Os números reforçam algo notável em mercados e feiras: o preço dos alimentos tem subido e pesado no bolso dos brasileiros.

Entre os itens que mais subiram de preço estão o abacate, a laranja, o café, o óleo de soja, diversos cortes de carne bovina e o azeite.

O governo Lula demonstra preocupação com o preço dos alimentos e diz que está adotando medidas para mitigar o problema, como a redução de juros para produtores e o controle de tarifas de importação. No fim de janeiro, o ministro da Casa Civil, Rui Costa, mencionou uma possível “intervenção” federal nos preços, mas logo em seguida negou a possibilidade ao alegar que teria havido um “equívoco de comunicação”.

Aos Fatos explica a seguir os principais fatores que influenciam o aumento dos preços dos alimentos no Brasil.

1. Quais fatores têm influenciado o aumento do preço dos alimentos?

O aumento dos preços dos alimentos no Brasil envolve múltiplos fatores. Economistas ouvidos pelo Aos Fatos apontam que inflação, eventos climáticos extremos, aumento da demanda e desvalorização cambial ajudam a explicar a alta no último ano.

Inflação. O IPCA (Índice de Preços ao Consumidor Amplo), indicador oficial de inflação do país, encerrou 2024 em 4,83%, acima do teto da meta estipulada pelo governo, de 3%, com tolerância de até 4,5%.
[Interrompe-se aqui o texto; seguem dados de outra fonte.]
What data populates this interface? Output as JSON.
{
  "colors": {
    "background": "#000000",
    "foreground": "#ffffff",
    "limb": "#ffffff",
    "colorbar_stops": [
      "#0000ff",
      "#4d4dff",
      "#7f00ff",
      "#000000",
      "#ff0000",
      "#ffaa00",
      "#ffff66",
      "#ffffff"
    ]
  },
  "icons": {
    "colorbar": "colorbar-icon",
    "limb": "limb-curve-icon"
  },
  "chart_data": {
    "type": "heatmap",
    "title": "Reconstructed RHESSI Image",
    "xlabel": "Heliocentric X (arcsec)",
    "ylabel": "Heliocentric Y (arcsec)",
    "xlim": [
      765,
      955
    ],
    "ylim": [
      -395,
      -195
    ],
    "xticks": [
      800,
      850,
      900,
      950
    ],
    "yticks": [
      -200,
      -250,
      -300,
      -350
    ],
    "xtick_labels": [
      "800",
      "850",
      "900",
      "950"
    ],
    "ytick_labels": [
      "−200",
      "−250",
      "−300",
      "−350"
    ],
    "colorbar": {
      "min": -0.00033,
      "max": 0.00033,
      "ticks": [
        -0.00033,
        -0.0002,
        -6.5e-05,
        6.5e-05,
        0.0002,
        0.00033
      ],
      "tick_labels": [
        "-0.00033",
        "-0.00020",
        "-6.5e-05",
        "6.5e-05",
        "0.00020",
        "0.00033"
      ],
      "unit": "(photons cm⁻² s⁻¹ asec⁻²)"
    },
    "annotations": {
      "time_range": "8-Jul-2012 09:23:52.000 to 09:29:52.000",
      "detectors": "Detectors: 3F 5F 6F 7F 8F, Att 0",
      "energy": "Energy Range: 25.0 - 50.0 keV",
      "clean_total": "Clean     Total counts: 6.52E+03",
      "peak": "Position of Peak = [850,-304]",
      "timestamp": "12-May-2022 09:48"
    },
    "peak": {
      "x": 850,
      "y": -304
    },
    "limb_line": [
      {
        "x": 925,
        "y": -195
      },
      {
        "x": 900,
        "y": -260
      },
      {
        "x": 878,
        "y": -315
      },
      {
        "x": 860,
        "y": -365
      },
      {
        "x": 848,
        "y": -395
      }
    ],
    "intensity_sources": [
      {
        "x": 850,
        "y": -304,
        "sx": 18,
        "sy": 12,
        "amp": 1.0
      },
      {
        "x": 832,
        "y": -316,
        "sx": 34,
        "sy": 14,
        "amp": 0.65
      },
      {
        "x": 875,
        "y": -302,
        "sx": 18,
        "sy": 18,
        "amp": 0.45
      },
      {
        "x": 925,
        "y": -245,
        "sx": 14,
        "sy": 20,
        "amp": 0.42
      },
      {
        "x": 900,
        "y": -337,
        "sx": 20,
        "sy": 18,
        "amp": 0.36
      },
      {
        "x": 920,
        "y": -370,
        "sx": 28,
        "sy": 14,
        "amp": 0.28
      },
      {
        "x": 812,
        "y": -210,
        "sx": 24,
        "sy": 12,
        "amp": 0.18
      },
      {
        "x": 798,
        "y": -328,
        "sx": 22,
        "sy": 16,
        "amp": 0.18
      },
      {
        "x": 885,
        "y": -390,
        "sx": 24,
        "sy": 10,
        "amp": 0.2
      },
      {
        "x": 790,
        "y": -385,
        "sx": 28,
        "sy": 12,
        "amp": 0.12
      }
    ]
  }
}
Com a inflação em alta, os custos dos produtores com energia, combustível e logística tendem a subir, o que reflete no preço final dos alimentos. Em setembro e outubro passados, por exemplo, a alta do preço da energia elétrica foi uma das principais responsáveis pelo aumento da inflação no período.

Extremos climáticos. O fenômeno El Niño impulsionou o aumento das temperaturas globais e as condições meteorológicas adversas no mundo. No Brasil, eventos climáticos extremos — como as enchentes no Rio Grande do Sul, secas severas e incêndios florestais — prejudicaram lavouras, reduziram safras e, com isso, encareceram os alimentos.

Foto mostra alagamento em Eldorado do Sul (RS) em maio de 2024 (Gustavo Mansur/Palácio Piratini)
Foto mostra alagamento em Eldorado do Sul (RS) em maio de 2024 (Gustavo Mansur/Palácio Piratini)

Os fatores também estão interligados. A estiagem histórica levou à queda do nível dos reservatórios e, por consequência, à mudança para uma bandeira tarifária mais cara, contribuindo para a alta do preço da energia elétrica.

Aumento da demanda. “O desemprego caiu muito. Está em 6%. O desemprego em baixa também contribui para o aumento dos alimentos”, afirmou André Braz, coordenador de Índices de Preços do FGV IBRE (Instituto Brasileiro de Economia da Fundação Getúlio Vargas). A maior busca por alimentos associada a uma oferta menor eleva os preços.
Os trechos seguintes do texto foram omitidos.